Martyn Lloyd-Jones writes:
The power of the devil is alarming. Our Lord says to Peter, Satan has desired to have you, that he may sift you like wheat. These are indications of his tremendous power. But perhaps the ultimate proof of the power, and the confidence, and the ability of the devil, is to be found in the fact that he did not hesitate to tempt and to attack even the Son of God himself. He approached him with confidence, with assurance, for he had defeated all others. The greatest saints, the patriarchs of the Old Testament, and prophets, had all been defeated by the wiles of the devil.
Is this discouraging? I say again that it is far from discouraging. I find it to be most encouraging because now I understand what is happening. But still more, I know that the Lord reigneth. He is over all, and he has sent Someone into this world who has been able to master the strong man armed and to rob him of his armor.
Martyn Lloyd-Jones, Exposition of Ephesians (Grand Rapids, MI: Baker Books, 1998)

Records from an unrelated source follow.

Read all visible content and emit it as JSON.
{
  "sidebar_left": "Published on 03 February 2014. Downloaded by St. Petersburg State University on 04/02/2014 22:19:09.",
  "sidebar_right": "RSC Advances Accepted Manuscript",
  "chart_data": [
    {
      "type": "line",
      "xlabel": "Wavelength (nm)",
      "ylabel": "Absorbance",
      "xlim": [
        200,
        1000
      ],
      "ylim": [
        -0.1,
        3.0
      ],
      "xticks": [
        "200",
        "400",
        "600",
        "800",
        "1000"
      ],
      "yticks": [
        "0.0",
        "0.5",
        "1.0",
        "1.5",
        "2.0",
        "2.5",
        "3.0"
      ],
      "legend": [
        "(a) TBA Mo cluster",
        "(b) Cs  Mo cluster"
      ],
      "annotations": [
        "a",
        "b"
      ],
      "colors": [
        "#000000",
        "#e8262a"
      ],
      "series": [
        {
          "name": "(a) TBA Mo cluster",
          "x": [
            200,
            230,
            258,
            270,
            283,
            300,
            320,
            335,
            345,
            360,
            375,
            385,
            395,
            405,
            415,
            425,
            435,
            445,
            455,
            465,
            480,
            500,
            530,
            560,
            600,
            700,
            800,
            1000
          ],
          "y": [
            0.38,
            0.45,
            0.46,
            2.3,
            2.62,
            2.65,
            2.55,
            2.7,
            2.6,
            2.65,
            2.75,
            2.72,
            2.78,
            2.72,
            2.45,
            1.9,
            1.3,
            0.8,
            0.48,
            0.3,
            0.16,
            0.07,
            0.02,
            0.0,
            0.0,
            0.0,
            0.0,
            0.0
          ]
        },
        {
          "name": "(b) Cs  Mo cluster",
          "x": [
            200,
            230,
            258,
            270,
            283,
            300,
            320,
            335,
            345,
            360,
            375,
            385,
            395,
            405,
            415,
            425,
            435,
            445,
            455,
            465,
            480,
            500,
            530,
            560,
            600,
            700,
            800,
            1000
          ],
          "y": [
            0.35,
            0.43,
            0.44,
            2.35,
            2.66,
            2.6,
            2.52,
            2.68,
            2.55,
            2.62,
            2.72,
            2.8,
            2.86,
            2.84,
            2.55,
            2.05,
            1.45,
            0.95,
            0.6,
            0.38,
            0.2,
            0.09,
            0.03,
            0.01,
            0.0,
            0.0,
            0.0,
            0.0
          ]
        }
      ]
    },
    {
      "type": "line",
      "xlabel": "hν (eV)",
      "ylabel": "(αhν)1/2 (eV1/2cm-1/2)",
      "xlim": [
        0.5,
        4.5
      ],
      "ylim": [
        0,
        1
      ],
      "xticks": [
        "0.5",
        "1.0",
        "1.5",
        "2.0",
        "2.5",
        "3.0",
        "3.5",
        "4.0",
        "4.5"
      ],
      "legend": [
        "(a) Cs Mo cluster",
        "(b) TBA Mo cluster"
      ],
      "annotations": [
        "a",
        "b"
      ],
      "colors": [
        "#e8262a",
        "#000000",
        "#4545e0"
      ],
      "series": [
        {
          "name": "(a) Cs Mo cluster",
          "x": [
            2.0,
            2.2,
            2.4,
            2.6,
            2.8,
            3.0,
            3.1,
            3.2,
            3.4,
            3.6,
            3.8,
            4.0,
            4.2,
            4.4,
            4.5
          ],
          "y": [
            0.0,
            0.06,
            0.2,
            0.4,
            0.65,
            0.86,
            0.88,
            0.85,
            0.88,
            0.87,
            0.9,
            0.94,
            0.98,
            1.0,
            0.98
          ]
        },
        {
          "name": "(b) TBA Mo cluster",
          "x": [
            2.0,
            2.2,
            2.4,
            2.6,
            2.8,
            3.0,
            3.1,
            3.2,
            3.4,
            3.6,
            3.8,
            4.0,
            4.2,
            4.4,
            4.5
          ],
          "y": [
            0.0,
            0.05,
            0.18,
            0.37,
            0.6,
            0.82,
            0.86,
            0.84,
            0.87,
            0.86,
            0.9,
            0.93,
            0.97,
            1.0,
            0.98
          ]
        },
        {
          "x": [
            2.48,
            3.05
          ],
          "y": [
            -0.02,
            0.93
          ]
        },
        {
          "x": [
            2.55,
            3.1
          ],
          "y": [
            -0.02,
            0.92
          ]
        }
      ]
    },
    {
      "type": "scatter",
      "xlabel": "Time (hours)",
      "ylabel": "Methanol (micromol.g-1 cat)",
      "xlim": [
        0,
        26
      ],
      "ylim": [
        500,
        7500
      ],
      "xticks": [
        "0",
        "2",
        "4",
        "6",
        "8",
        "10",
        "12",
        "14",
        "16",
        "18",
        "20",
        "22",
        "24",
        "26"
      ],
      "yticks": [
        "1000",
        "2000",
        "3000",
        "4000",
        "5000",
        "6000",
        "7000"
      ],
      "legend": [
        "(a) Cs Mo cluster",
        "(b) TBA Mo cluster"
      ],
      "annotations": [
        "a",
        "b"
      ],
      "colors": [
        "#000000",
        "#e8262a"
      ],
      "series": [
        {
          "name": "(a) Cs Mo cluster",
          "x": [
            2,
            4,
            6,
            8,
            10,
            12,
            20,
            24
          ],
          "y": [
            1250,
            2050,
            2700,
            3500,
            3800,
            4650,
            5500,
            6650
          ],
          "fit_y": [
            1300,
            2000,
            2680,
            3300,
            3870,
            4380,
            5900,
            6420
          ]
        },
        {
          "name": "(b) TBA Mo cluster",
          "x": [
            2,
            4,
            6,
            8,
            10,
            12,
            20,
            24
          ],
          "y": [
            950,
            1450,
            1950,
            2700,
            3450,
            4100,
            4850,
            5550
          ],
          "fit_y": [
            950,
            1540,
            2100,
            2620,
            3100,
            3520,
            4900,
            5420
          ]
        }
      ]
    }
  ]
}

We must not underestimate the enemy, yet we also cannot give him to much credit. Martin Luther suggested we can mock the devil (“The best way to drive out the devil, if he will not yield to texts of Scripture, is to jeer and flout him for he cannot bear scorn”), even though I am not sure if that’s really such a great idea (doesn’t he know what is 恼羞成怒?). Anyway, the Scriptures have likened him to a strong man, who has possessions that are kept away. But there is Someone stronger who can overpower him and plunder his house.
When a strong man, fully armed, guards his own house, his possessions are safe. But when someone stronger attacks and overpowers him, he takes away the armor in which the man trusted and divides up the spoils.
And we are able to enlist the help of the Stronger One through prayer, asking Him to bind up the strong man and bundle away what are in his possession. We know that this is possible; after all, we were once people in the other kingdom.